If Olejnik can unseat conservative incumbent Ron Highland, it would be a big win for a Kansas Democratic Party trying to regain ground. Democrats haven’t had a majority in the state House for a quarter century. They haven’t had a Senate majority for nearly 100 years. It’s not going to happen this election cycle, either.
Democrats could give moderates a majority
But if moderates with a “D” next to their names can work with moderates with an “R” next to their names, the Statehouse looks very different come January.
“Every one of those conservatives that a Democrat defeats gives moderates more power in the Republican caucus to elect their own leadership and puts moderates in a position where they have to bargain less with conservatives,” said Patrick Miller, a political science professor at the University of Kansas.

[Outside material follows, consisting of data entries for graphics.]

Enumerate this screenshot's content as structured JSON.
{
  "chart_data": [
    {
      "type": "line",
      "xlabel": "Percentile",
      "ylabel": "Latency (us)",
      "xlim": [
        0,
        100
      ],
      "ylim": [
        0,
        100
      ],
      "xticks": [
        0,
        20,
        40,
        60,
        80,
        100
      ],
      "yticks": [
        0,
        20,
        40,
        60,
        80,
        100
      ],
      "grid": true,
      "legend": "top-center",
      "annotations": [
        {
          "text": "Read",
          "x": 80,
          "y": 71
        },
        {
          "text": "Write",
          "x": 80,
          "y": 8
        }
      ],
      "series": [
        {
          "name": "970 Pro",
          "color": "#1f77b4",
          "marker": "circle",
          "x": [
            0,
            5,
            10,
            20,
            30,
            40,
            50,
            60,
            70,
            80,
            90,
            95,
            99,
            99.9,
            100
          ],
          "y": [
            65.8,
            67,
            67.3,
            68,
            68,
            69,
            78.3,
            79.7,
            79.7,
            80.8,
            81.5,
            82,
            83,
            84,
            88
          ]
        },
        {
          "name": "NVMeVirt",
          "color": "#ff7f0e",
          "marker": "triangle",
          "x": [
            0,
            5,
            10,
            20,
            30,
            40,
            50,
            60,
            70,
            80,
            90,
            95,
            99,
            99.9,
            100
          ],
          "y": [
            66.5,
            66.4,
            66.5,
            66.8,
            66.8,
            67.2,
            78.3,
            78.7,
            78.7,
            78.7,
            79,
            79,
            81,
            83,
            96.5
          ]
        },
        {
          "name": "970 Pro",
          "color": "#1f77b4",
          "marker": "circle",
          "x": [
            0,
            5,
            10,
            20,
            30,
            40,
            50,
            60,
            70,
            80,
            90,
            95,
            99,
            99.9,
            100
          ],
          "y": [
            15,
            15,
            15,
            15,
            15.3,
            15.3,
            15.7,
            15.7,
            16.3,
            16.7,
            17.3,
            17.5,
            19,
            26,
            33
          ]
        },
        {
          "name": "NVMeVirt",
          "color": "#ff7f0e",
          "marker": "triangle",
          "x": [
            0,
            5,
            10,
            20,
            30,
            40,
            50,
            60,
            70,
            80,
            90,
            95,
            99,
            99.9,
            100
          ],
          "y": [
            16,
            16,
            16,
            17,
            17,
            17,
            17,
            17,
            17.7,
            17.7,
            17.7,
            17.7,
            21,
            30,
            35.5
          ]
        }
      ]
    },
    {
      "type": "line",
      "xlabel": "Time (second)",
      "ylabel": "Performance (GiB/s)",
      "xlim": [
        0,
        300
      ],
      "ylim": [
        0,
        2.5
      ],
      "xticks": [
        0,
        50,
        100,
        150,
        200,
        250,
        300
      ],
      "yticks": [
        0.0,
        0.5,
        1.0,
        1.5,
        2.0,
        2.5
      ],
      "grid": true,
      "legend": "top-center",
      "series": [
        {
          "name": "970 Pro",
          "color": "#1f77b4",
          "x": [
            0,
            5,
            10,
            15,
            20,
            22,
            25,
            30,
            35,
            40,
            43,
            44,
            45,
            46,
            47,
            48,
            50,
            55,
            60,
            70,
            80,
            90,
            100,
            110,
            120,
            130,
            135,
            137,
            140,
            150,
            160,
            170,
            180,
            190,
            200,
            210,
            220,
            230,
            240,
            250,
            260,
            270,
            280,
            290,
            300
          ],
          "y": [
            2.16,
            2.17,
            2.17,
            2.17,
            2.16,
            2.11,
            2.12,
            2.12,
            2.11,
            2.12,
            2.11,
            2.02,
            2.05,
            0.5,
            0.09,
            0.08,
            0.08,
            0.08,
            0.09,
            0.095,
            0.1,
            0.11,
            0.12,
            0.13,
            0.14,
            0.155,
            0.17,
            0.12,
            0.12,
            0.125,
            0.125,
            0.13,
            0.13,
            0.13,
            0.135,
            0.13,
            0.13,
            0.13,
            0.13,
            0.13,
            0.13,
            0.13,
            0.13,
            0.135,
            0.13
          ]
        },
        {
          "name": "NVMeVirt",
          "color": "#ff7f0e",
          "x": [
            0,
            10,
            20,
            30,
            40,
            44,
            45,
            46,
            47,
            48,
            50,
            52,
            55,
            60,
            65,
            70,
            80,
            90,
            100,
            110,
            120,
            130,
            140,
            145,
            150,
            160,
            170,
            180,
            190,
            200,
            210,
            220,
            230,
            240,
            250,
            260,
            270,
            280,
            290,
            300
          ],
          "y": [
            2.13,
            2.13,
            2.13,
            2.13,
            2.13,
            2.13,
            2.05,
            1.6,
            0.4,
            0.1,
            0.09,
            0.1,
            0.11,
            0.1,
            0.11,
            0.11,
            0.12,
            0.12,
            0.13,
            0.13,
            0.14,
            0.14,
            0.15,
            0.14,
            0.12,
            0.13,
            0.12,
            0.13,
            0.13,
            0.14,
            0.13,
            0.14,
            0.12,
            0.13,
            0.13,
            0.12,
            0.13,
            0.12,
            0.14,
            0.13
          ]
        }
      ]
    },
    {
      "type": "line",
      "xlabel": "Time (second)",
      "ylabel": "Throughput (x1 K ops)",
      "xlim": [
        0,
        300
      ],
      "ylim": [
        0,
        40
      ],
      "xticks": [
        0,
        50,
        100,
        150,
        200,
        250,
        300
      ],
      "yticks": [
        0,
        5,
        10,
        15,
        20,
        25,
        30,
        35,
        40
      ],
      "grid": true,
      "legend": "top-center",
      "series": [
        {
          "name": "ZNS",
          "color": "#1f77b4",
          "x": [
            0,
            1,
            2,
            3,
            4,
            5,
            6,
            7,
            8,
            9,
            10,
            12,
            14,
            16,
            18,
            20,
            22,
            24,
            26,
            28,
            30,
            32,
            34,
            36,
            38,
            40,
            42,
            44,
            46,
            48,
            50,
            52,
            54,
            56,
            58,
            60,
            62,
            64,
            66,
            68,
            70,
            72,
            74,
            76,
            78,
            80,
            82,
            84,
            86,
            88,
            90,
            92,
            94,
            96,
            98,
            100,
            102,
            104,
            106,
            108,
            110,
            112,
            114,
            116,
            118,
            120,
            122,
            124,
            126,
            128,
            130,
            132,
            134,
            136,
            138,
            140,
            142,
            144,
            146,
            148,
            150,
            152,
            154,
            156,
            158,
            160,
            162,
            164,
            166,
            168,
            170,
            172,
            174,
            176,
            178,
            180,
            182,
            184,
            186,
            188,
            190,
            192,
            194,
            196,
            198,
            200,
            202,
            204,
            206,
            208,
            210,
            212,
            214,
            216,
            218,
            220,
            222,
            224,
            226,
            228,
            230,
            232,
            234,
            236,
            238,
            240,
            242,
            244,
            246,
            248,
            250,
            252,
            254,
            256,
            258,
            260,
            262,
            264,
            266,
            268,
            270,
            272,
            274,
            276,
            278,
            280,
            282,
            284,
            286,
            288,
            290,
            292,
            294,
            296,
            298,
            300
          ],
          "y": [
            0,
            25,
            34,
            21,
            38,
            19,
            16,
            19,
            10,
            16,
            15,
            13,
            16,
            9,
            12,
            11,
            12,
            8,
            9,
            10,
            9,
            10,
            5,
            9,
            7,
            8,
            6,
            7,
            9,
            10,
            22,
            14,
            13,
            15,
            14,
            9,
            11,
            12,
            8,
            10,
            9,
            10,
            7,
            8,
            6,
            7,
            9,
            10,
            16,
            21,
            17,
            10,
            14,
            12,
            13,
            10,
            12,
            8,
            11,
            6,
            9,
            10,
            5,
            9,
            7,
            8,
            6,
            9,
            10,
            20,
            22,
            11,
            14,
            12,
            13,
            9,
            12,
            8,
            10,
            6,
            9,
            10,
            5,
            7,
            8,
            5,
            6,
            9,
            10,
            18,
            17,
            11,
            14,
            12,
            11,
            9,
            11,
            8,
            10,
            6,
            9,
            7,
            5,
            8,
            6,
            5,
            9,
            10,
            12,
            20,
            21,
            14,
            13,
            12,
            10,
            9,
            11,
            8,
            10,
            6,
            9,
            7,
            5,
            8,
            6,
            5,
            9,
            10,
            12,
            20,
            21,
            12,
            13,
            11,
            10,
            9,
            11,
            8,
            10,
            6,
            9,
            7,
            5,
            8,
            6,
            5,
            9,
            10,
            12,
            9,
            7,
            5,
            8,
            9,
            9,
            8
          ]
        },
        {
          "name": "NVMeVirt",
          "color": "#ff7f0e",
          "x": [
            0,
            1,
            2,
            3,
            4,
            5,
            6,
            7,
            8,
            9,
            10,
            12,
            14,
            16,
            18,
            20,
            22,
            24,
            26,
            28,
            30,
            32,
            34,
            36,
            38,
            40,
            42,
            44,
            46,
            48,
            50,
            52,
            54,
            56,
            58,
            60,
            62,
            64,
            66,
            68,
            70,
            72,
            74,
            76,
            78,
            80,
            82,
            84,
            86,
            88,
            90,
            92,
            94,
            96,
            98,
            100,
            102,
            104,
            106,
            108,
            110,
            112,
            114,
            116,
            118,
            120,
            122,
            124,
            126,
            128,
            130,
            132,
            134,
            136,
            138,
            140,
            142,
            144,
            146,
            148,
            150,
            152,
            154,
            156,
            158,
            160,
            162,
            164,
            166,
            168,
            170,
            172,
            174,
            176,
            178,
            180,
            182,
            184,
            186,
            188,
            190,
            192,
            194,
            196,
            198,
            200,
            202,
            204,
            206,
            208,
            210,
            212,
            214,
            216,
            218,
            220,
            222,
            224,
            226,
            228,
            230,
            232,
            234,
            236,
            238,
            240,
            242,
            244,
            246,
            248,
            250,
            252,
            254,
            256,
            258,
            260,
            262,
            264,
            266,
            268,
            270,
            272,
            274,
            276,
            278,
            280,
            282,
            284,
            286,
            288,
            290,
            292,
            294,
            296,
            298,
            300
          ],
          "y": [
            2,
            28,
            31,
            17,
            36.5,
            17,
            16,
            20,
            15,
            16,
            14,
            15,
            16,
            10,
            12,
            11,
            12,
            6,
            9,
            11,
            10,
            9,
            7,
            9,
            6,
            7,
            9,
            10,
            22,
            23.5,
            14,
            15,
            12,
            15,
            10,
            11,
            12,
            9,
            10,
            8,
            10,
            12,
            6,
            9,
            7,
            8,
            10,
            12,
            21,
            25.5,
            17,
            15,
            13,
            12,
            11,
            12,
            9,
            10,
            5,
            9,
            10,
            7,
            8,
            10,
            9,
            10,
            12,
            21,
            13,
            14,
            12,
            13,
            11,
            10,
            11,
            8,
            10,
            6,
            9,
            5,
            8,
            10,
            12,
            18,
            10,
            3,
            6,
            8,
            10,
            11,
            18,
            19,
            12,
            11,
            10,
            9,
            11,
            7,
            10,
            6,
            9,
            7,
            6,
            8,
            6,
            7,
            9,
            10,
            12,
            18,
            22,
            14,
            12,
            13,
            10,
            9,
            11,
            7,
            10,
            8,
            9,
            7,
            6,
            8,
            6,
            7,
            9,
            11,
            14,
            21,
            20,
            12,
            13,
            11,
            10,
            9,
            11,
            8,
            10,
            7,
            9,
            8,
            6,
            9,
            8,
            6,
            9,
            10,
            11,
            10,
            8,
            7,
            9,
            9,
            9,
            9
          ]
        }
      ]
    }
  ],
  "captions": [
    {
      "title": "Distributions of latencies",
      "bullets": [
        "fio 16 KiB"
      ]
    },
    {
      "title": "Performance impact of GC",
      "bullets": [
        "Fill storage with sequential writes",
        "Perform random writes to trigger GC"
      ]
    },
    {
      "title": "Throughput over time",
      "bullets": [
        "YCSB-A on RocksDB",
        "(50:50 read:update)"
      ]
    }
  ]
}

Miller wasn’t surprised by how many moderates won in August. After all, moderates hold seats in Johnson County, and in far western Kansas where President Obama only got 15 percent of the vote.
“They can win anywhere in a low-turnout primary, no matter how Republican or conservative a seat is as long as it’s their voters getting out,” Miller said.
General election voters don’t turn out for down-ballot legislative races. They turn out to pick the president.
“If Trump keeps 1 percent of Republicans from coming out, if they stay home, that could be the difference in some of these races,” Miller said. “One thing we know about state legislative races, not just in Kansas but elsewhere, is voters don't pay a lot of attention to them in November.”
That means the vast majority of Kansans won’t be casting anti-Brownback ballots. They’ll vote for Democrats or Republicans, not moderates.
— Elle Moxley is a reporter for KCUR.